Scapegoating Mike Brown Is Still Politically Correct
Rich Galen is celebrating the anniversary of the Hurricane Katrina catastrophe with a column titled "Nagin, Brownie and Katrina." His use of "Brownie" was a give away that the column would be a hit piece on a competent man who did his best and was scapegoated nevertheless. A man who deserves a Richard Jewel award as well as apologies from the Administration and the mainstream media.
Rich Galen is celebrating the anniversary of the Hurricane Katrina catastrophe with a column titled "Nagin, Brownie and Katrina."
His use of "Brownie" was a give away that the column would be a hit piece on a competent man who did his best and was scapegoated nevertheless. A man who deserves a Richard Jewel award as well as apologies from the Administration and the mainstream media.
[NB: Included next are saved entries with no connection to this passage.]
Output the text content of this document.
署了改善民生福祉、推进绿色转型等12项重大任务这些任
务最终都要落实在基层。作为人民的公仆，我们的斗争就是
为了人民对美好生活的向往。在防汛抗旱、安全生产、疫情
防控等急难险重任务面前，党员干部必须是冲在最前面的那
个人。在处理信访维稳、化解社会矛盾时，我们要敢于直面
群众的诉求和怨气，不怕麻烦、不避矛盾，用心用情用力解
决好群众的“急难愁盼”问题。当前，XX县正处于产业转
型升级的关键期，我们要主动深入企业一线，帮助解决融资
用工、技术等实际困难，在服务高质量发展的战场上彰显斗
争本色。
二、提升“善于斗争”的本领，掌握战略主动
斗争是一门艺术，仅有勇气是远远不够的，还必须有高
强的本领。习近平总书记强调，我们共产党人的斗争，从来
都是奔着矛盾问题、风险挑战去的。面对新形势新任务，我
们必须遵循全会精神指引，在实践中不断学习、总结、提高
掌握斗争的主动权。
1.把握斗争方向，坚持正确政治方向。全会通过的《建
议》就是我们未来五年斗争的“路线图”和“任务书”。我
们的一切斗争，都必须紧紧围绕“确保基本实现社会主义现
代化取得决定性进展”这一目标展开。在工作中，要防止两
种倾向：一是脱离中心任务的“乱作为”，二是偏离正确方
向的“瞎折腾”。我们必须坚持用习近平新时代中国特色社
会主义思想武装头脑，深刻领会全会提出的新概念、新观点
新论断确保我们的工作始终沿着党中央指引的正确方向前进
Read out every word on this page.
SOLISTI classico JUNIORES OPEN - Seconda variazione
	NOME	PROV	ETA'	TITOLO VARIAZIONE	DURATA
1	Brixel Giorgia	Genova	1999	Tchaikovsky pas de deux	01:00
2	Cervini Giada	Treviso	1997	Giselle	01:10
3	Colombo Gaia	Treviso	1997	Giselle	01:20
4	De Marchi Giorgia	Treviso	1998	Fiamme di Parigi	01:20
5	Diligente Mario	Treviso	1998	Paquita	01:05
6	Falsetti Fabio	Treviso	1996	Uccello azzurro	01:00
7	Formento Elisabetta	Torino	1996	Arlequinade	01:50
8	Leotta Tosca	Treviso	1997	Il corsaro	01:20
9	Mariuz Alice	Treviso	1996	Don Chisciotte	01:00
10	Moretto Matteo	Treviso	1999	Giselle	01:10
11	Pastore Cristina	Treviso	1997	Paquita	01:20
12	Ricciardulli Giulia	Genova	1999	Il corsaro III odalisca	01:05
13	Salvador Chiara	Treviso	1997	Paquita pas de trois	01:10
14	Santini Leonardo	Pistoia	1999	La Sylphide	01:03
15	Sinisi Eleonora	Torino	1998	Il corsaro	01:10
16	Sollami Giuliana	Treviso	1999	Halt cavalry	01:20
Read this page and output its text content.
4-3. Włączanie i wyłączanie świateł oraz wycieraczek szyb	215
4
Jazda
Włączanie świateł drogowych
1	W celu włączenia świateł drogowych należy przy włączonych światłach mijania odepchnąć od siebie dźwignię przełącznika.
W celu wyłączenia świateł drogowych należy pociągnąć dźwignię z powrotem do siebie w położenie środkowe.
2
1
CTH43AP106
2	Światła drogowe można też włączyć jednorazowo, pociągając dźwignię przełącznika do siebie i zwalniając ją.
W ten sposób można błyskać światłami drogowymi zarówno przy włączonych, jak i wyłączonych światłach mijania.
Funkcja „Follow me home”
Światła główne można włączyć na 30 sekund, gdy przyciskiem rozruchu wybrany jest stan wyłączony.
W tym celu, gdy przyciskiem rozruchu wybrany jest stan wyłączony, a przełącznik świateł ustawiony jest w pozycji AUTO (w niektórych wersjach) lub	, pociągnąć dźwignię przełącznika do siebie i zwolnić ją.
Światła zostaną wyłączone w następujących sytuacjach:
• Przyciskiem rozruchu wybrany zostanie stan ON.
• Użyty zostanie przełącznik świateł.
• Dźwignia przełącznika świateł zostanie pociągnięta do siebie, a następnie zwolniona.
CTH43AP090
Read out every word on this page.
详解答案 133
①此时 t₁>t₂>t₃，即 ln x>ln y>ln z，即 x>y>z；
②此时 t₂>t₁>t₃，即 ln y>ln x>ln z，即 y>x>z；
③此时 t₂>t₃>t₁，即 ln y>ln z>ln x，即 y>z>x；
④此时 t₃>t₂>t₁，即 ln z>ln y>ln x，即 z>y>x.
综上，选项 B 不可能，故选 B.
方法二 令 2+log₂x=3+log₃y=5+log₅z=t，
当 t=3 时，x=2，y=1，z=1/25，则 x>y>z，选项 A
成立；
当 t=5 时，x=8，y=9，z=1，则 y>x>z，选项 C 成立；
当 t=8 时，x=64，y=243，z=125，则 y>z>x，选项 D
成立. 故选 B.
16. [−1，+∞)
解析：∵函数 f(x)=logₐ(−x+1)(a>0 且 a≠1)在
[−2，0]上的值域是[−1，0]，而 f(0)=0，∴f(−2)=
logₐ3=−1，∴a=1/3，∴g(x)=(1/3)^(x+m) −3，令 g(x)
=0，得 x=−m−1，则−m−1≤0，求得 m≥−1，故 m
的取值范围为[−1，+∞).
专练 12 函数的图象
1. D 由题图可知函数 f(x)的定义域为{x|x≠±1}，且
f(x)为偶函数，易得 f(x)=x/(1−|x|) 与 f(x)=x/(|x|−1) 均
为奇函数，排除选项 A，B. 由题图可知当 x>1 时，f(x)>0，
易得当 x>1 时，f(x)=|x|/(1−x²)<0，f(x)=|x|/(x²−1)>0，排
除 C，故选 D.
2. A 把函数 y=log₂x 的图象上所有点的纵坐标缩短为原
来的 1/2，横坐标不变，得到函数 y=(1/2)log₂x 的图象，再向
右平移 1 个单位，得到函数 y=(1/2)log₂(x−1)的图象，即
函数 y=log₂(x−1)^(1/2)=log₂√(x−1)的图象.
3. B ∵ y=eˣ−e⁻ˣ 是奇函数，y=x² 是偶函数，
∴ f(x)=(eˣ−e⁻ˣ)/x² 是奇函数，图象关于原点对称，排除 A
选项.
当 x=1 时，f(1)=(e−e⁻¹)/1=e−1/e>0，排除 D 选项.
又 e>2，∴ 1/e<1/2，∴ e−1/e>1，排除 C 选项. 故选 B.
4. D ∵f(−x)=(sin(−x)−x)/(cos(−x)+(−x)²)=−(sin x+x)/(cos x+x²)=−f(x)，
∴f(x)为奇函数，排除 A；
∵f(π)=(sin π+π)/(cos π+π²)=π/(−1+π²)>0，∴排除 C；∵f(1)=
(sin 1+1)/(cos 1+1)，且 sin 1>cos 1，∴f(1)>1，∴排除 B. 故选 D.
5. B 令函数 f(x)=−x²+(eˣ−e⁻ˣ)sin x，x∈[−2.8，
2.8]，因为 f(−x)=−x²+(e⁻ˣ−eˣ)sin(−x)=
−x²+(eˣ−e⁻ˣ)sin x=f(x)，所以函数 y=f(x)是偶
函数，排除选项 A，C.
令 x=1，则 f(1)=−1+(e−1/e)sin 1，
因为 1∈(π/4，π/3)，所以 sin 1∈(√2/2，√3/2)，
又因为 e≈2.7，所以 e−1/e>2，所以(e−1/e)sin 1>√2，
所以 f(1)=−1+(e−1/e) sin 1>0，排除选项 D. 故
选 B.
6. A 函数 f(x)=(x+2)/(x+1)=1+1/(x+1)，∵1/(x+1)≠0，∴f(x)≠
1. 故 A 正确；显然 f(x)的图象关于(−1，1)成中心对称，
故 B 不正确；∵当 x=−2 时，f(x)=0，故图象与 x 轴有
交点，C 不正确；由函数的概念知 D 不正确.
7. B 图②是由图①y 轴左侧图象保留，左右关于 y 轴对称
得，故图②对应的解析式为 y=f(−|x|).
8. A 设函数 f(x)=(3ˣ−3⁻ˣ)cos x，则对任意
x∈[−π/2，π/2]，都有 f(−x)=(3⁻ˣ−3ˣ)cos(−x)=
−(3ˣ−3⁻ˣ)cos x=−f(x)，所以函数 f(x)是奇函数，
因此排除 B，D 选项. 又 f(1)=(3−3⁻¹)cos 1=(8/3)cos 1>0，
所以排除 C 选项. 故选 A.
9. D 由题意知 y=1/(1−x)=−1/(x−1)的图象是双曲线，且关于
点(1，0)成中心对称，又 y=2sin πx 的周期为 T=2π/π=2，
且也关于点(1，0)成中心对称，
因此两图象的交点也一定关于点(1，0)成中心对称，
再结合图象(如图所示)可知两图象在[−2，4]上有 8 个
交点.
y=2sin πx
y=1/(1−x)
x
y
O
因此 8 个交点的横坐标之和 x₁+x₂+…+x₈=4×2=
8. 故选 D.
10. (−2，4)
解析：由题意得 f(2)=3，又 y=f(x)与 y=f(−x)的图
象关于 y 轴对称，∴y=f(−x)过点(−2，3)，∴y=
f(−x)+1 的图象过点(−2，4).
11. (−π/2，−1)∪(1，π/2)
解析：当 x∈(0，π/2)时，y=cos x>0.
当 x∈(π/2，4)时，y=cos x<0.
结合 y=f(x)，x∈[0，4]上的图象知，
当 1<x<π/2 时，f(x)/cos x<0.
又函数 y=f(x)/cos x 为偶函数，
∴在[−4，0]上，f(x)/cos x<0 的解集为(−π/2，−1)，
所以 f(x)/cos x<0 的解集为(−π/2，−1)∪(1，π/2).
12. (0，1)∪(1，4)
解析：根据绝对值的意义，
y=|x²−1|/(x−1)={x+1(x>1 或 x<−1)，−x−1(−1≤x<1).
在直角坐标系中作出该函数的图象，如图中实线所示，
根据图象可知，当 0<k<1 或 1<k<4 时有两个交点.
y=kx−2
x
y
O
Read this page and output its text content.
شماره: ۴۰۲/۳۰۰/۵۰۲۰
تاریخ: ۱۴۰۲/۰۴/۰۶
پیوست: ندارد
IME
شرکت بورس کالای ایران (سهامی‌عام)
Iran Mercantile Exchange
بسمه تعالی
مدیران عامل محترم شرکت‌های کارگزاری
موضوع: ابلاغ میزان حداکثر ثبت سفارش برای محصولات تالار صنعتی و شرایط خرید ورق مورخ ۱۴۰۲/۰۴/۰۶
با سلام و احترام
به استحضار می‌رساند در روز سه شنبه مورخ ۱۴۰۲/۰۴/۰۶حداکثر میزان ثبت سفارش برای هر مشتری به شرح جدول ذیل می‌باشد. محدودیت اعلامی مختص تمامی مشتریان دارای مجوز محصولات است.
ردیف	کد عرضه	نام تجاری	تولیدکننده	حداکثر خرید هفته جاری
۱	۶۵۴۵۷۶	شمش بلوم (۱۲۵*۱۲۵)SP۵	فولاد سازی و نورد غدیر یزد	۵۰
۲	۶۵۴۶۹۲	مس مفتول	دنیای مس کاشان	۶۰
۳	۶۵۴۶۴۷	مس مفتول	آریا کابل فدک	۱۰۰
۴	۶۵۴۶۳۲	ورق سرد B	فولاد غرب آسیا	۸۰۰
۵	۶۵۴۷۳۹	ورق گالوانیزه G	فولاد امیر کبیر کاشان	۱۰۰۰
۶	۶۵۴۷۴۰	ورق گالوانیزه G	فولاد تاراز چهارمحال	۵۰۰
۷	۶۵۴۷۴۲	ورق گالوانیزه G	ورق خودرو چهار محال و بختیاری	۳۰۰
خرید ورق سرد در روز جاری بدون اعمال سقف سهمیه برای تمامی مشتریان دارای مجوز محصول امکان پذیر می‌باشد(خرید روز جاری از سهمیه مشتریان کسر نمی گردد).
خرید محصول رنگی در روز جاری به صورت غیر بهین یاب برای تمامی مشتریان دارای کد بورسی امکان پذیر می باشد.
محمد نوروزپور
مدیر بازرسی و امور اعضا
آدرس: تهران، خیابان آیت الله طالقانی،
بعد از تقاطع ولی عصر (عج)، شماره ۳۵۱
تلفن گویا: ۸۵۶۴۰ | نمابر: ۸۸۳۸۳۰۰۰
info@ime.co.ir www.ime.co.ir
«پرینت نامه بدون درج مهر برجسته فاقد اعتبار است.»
President Bush hung that nickname on Mr. Brown shortly before sacrificing him to satisfy the public craving for someone to blame, even though Mr. Brown had been urging and doing the right things for years, because Louisiana's historic incompetence and corruption under nearly continuous Democrat leadership since Reconstruction and inept female governor (Democrat Kathleen Blanco) and New Orleans' odd black mayor (Democrat Ray Nagin) were unsatisfactory to the mainstream media (and Democrats, of course).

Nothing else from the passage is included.